Microview | Sania Tharani, Photographer


Sania Tharani is a Chicago born, Atlanta raised photographer living and working in the city. Her down to earth personality and amazing eye for design and architecture makes it easy to understand why Tharani is a force in the creative industry. Currently you'll find her at The Thick and The Wall Group.  


Name: Sania

Current City: Manhattan, New York City

Hometown: Born in Chicago, IL; Raised in Atlanta, GA

Currently reading: The Tao of Wu by The RZA, for the second time

Currently listening to: BLONDE / BLOND (twoooo versions)

1. Tell us more about yourself, how has your background played a role in your artistic expression?

By blood, I’m half Indian, half Pakistani. Being a first-generation American to immigrant parents has given me an insatiable desire to work hard and do better. My mom is Indian and has the most beautiful collection of jewelry, and she always had a passion for traditional clothes. My dad was never without a camera in my younger years, so I got lucky because they understood my love for art. Their appreciation for beauty and documentation influenced me in a way I never realized until I was in university. Now I just want to create dope work to make them proud.


2. What was it like transitioning from Atlanta to New York?

Polite answer: Not too bad. I knew from the second I first visited that it was where my heart was. So moving here was like coming home.



3. Who is your muse-- how and why do they influence you?

I don’t have one particular muse. Living in such a visually saturated time in history, I constantly look to my peers/other creatives’ Instagrams and tumblrs and portfolios to stay aware of what others are producing and how I can do exactly just not that.


4. What is the oddest thing you find inspiration in?

Other people’s daily planners/notebooks. Really mundane things like the facade of a building that has no distinctive architectural mark save for its endless symmetrical windows. A nicely scuffed up white brick wall.

5. Favorite subjects or places to shoot?

People, as they are. I like to capture a slice of time as it exactly was, unaltered. Skateboarders are my favorite: on the street, at LES Skate Park, anywhere. Architecture has my heart, though - skyscrapers and bridges, especially. I’m always wandering around outside.

6. What experience has inspired you the most?

I spent a full 24 hours outside and awake in Manhattan last September as part of a personal photo/video project (doing it again this September!). It made me realize how much there is on this tiny island: how many different walks of life co-exist, the different types of architecture that make up the city, all of the sub-cultures that create the New York culture. That’s when I started documenting the city.
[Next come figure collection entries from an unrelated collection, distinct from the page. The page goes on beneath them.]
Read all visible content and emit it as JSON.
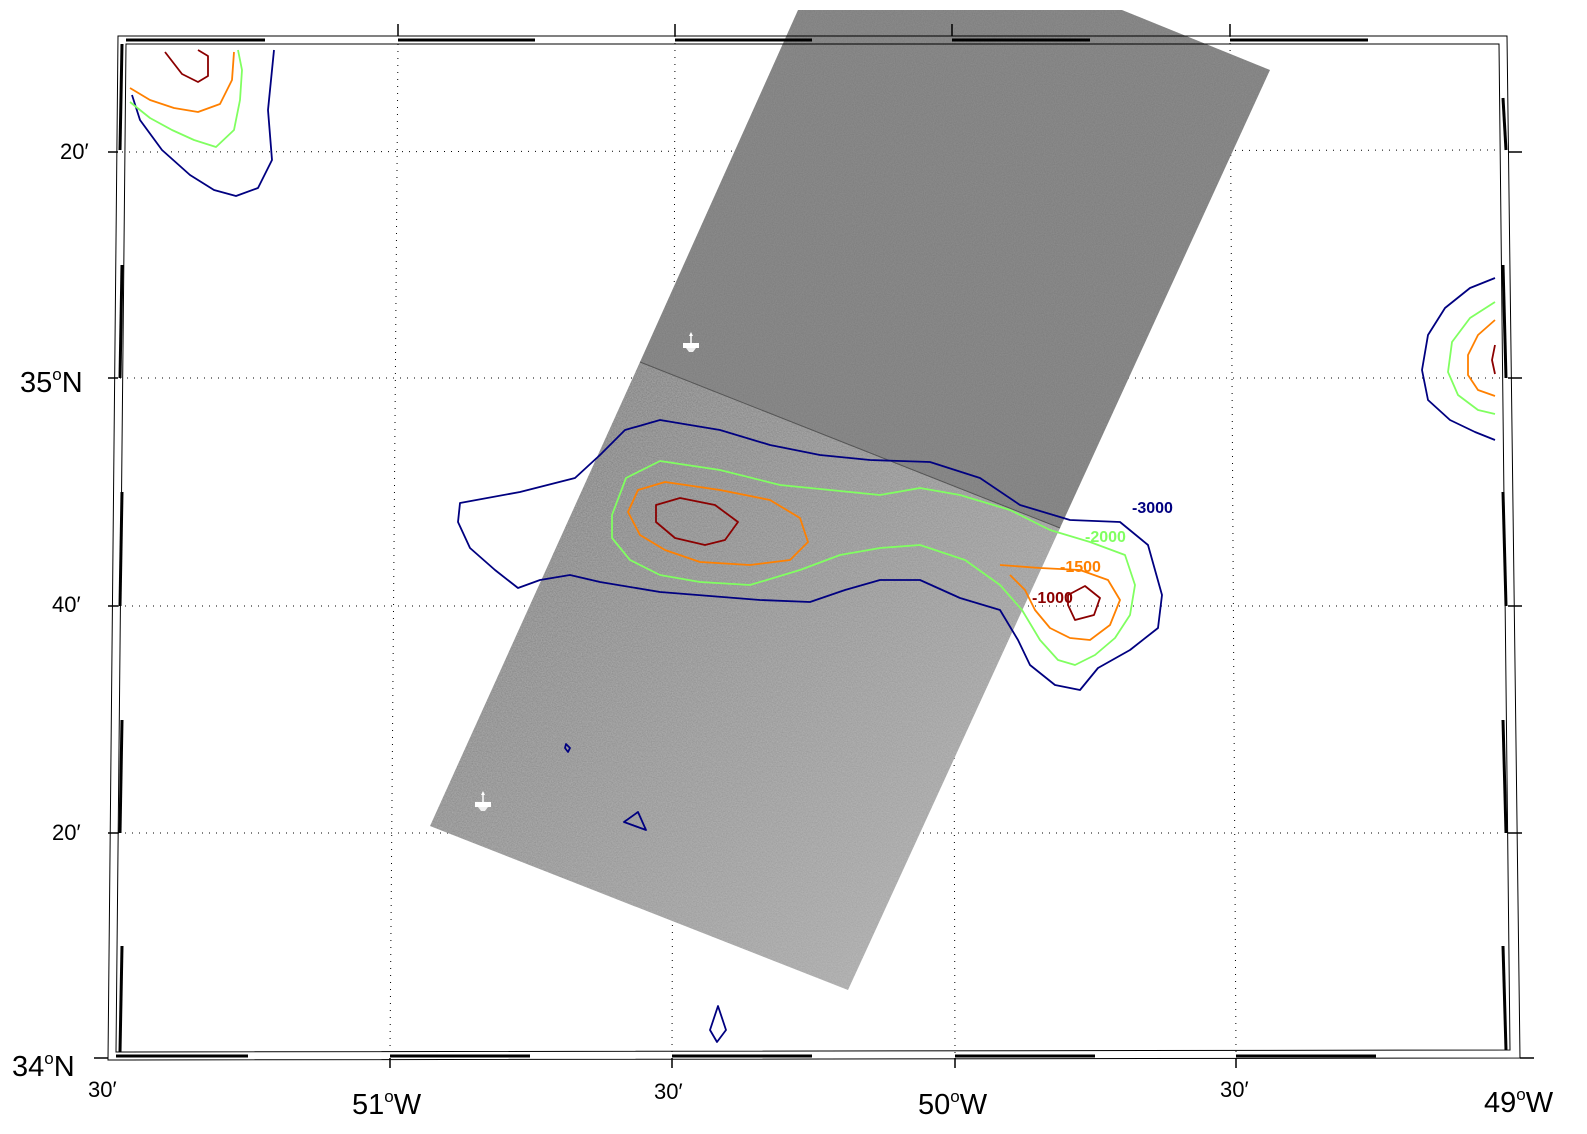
{
  "map": {
    "lon_labels": [
      {
        "deg": "",
        "sup": "",
        "suffix": "30′",
        "kind": "minor"
      },
      {
        "deg": "51",
        "sup": "o",
        "suffix": "W",
        "kind": "major"
      },
      {
        "deg": "",
        "sup": "",
        "suffix": "30′",
        "kind": "minor"
      },
      {
        "deg": "50",
        "sup": "o",
        "suffix": "W",
        "kind": "major"
      },
      {
        "deg": "",
        "sup": "",
        "suffix": "30′",
        "kind": "minor"
      },
      {
        "deg": "49",
        "sup": "o",
        "suffix": "W",
        "kind": "major"
      }
    ],
    "lat_labels": [
      {
        "deg": "34",
        "sup": "o",
        "suffix": "N",
        "kind": "major"
      },
      {
        "deg": "",
        "sup": "",
        "suffix": "20′",
        "kind": "minor"
      },
      {
        "deg": "",
        "sup": "",
        "suffix": "40′",
        "kind": "minor"
      },
      {
        "deg": "35",
        "sup": "o",
        "suffix": "N",
        "kind": "major"
      },
      {
        "deg": "",
        "sup": "",
        "suffix": "20′",
        "kind": "minor"
      }
    ],
    "contour_labels": [
      {
        "text": "-3000",
        "color": "#000080"
      },
      {
        "text": "-2000",
        "color": "#80ff60"
      },
      {
        "text": "-1500",
        "color": "#ff8000"
      },
      {
        "text": "-1000",
        "color": "#8b0000"
      }
    ],
    "contour_colors": {
      "d3000": "#000080",
      "d2000": "#80ff60",
      "d1500": "#ff8000",
      "d1000": "#8b0000"
    },
    "graticule_style": "dotted",
    "frame_style": "fancy-checkered",
    "overlay": "grayscale SAR image swaths",
    "icons": [
      "ship-icon",
      "ship-icon"
    ]
  }
}
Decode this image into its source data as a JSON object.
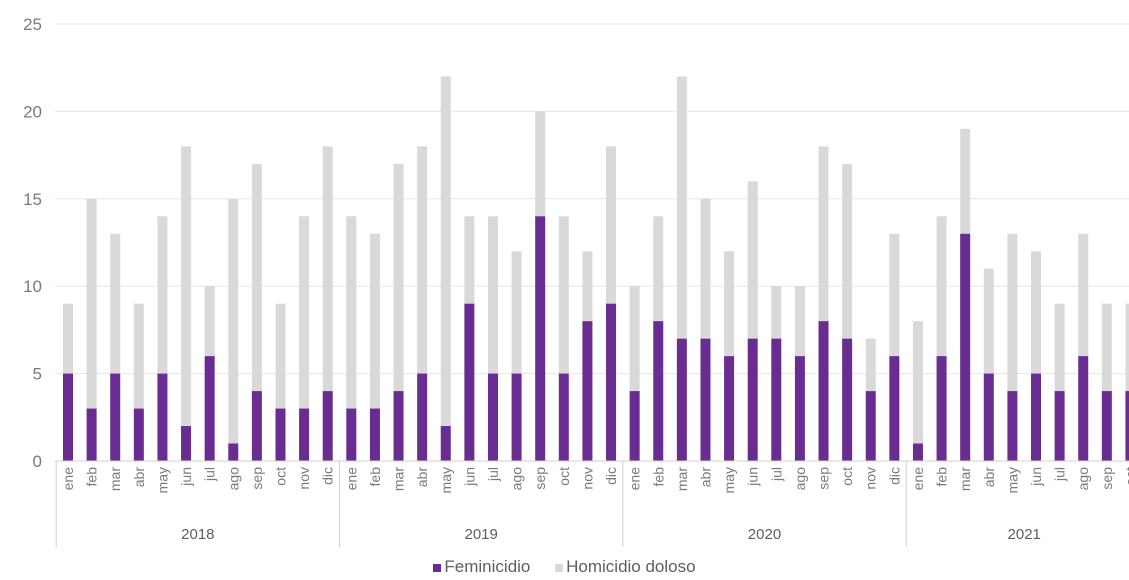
{
  "chart_data": {
    "type": "bar",
    "stacked": true,
    "ylim": [
      0,
      25
    ],
    "yticks": [
      "0",
      "5",
      "10",
      "15",
      "20",
      "25"
    ],
    "grid": true,
    "legend_position": "bottom",
    "groups": [
      {
        "label": "2018",
        "months": [
          "ene",
          "feb",
          "mar",
          "abr",
          "may",
          "jun",
          "jul",
          "ago",
          "sep",
          "oct",
          "nov",
          "dic"
        ]
      },
      {
        "label": "2019",
        "months": [
          "ene",
          "feb",
          "mar",
          "abr",
          "may",
          "jun",
          "jul",
          "ago",
          "sep",
          "oct",
          "nov",
          "dic"
        ]
      },
      {
        "label": "2020",
        "months": [
          "ene",
          "feb",
          "mar",
          "abr",
          "may",
          "jun",
          "jul",
          "ago",
          "sep",
          "oct",
          "nov",
          "dic"
        ]
      },
      {
        "label": "2021",
        "months": [
          "ene",
          "feb",
          "mar",
          "abr",
          "may",
          "jun",
          "jul",
          "ago",
          "sep",
          "oct"
        ]
      }
    ],
    "series": [
      {
        "name": "Feminicidio",
        "color": "#6a2c91",
        "values": [
          5,
          3,
          5,
          3,
          5,
          2,
          6,
          1,
          4,
          3,
          3,
          4,
          3,
          3,
          4,
          5,
          2,
          9,
          5,
          5,
          14,
          5,
          8,
          9,
          4,
          8,
          7,
          7,
          6,
          7,
          7,
          6,
          8,
          7,
          4,
          6,
          1,
          6,
          13,
          5,
          4,
          5,
          4,
          6,
          4,
          4
        ]
      },
      {
        "name": "Homicidio doloso",
        "color": "#d9d9d9",
        "values": [
          4,
          12,
          8,
          6,
          9,
          16,
          4,
          14,
          13,
          6,
          11,
          14,
          11,
          10,
          13,
          13,
          20,
          5,
          9,
          7,
          6,
          9,
          4,
          9,
          6,
          6,
          15,
          8,
          6,
          9,
          3,
          4,
          10,
          10,
          3,
          7,
          7,
          8,
          6,
          6,
          9,
          7,
          5,
          7,
          5,
          5
        ]
      }
    ]
  }
}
I want to take advantage of living here.

7. What is your creative process, for either your personal or professional work?

    1. Find the right soundtrack. (Blonde is perfect rn.)

    2. Get cozy, usually on the floor of my apartment.

    3. LOOK AT EVERYTHING. Books, magazines, tumblr, my iMessage
       history, the view from my roof.

    4. Stream-of-conscious write in my sketchbook / talk out loud /

  record myself / take walks outside.

    5. Immediately dive into newest idea without thinking it through


    6. Throughout: print it out if it’s digital; take a photo if it’s

  physical. Always look from a different view.

    7. Repeat steps 1-6 multiple times at random until work is

  “complete” because is anything ever complete.

8. How would you describe your style? What’s the oldest piece of clothing you own?

I wear my dirty white Sk-8 Hi Vans with EVERYTHING. I do have a uniform of sorts: all black, an occasional crisp white, loose silhouettes and very cozy. I need to be able to move. I own 11 black tees and wear each one regularly. The oldest piece of clothing I own is a charcoal grey lightweight wool coat my mother bought for me when I was 13 or so. It magically still fits and I absolutely treasure it.

9.If you could wake up anywhere in the world, where would that be?

Right now, this very instant? Antwerp. Couldn’t tell you why, though.

A Question from the editor:

E: You’re a genuinely cool person, I’ve sat and spoken with you and you definitely have a solid sense of visual aesthetics. What are your thoughts on the future of the creative industry?

S: I think this slice of time we’re in – with the whole microwave idea of pushing out content, product, the short-lived snapchats, – it’s just that. A slice of time. And it’s loud. I think the future lies in longevity. The creatives right now who are focused on refining their signature without being pressured to conform are the future themselves. I like a quiet evolution.